Хотя я не занимался Билбо всерьез, тем не менее я выяснил из моих не слишком глубоких исследований (причем к немалому моему удивлению, поскольку в сороковые годы он являл собою поистине омерзительный образчик общественного деятеля), что и он тоже принадлежал к этой классически парадоксальной категории людей: подобно многим другим, Билбо начинал с приверженности просвещенным принципам и действительно, как я обнаружил, был в числе общественных деятелей, предлагавших реформы и вносивших существенный вклад в общее благосостояние.

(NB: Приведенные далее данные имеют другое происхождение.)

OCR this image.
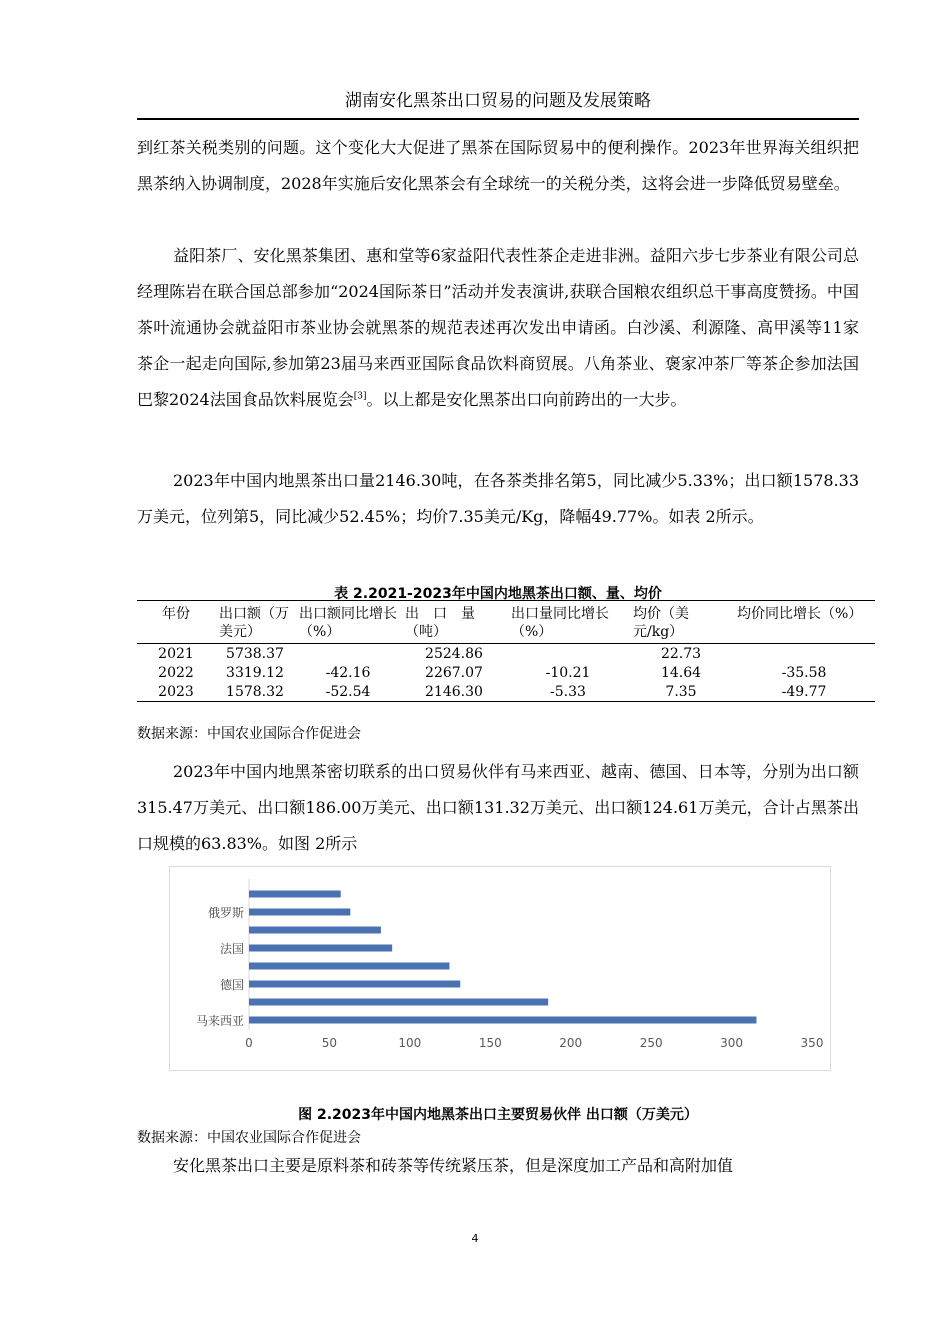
湖南安化黑茶出口贸易的问题及发展策略

到红茶关税类别的问题。这个变化大大促进了黑茶在国际贸易中的便利操作。2023年世界海关组织把黑茶纳入协调制度，2028年实施后安化黑茶会有全球统一的关税分类，这将会进一步降低贸易壁垒。

益阳茶厂、安化黑茶集团、惠和堂等6家益阳代表性茶企走进非洲。益阳六步七步茶业有限公司总经理陈岩在联合国总部参加“2024国际茶日”活动并发表演讲,获联合国粮农组织总干事高度赞扬。中国茶叶流通协会就益阳市茶业协会就黑茶的规范表述再次发出申请函。白沙溪、利源隆、高甲溪等11家茶企一起走向国际,参加第23届马来西亚国际食品饮料商贸展。八角茶业、褒家冲茶厂等茶企参加法国巴黎2024法国食品饮料展览会[3]。以上都是安化黑茶出口向前跨出的一大步。

2023年中国内地黑茶出口量2146.30吨，在各茶类排名第5，同比减少5.33%；出口额1578.33万美元，位列第5，同比减少52.45%；均价7.35美元/Kg，降幅49.77%。如表 2所示。

表 2.2021-2023年中国内地黑茶出口额、量、均价
年份	出口额（万美元）	出口额同比增长（%）	出　口　量（吨）	出口量同比增长（%）	均价（美元/kg）	均价同比增长（%）
2021	5738.37		2524.86		22.73	
2022	3319.12	-42.16	2267.07	-10.21	14.64	-35.58
2023	1578.32	-52.54	2146.30	-5.33	7.35	-49.77
数据来源：中国农业国际合作促进会

2023年中国内地黑茶密切联系的出口贸易伙伴有马来西亚、越南、德国、日本等，分别为出口额315.47万美元、出口额186.00万美元、出口额131.32万美元、出口额124.61万美元，合计占黑茶出口规模的63.83%。如图 2所示

马来西亚
德国
法国
俄罗斯
0	50	100	150	200	250	300	350
图 2.2023年中国内地黑茶出口主要贸易伙伴 出口额（万美元）
数据来源：中国农业国际合作促进会

安化黑茶出口主要是原料茶和砖茶等传统紧压茶，但是深度加工产品和高附加值

4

Возможно, этот вклад был и не таким уж большим – особенно если сопоставить его с тошнотворными высказываниями, которые заставили бы отшатнуться даже самых узколобых виргинских реакционеров, – но все же он имел место. Один из самых злобных глашатаев омерзительной догмы, бытовавшей ниже линии Мейсона – Диксона[152], он одновременно показался мне, пока я в задумчивости смотрел на изможденную фигуру человека, которого уже коснулась рука смерти, хотя он еще и шел, согнувшись, в мешковатом белом палмбичском костюме мимо растрепанной пальмы, направляясь в новоорлеанскую клинику, – он показался мне также одной из ее главных и самых несчастных жертв, а потому я с легким вздохом жалости прошептал ему «прощай». Внезапно, пока я думал о Юге, думал о Билбо и опять-таки о Бобби Уиде, на меня навалилось глубочайшее уныние. Сколько же это будет продолжаться, о Господи? – воззвал я к закопченным недвижным люстрам.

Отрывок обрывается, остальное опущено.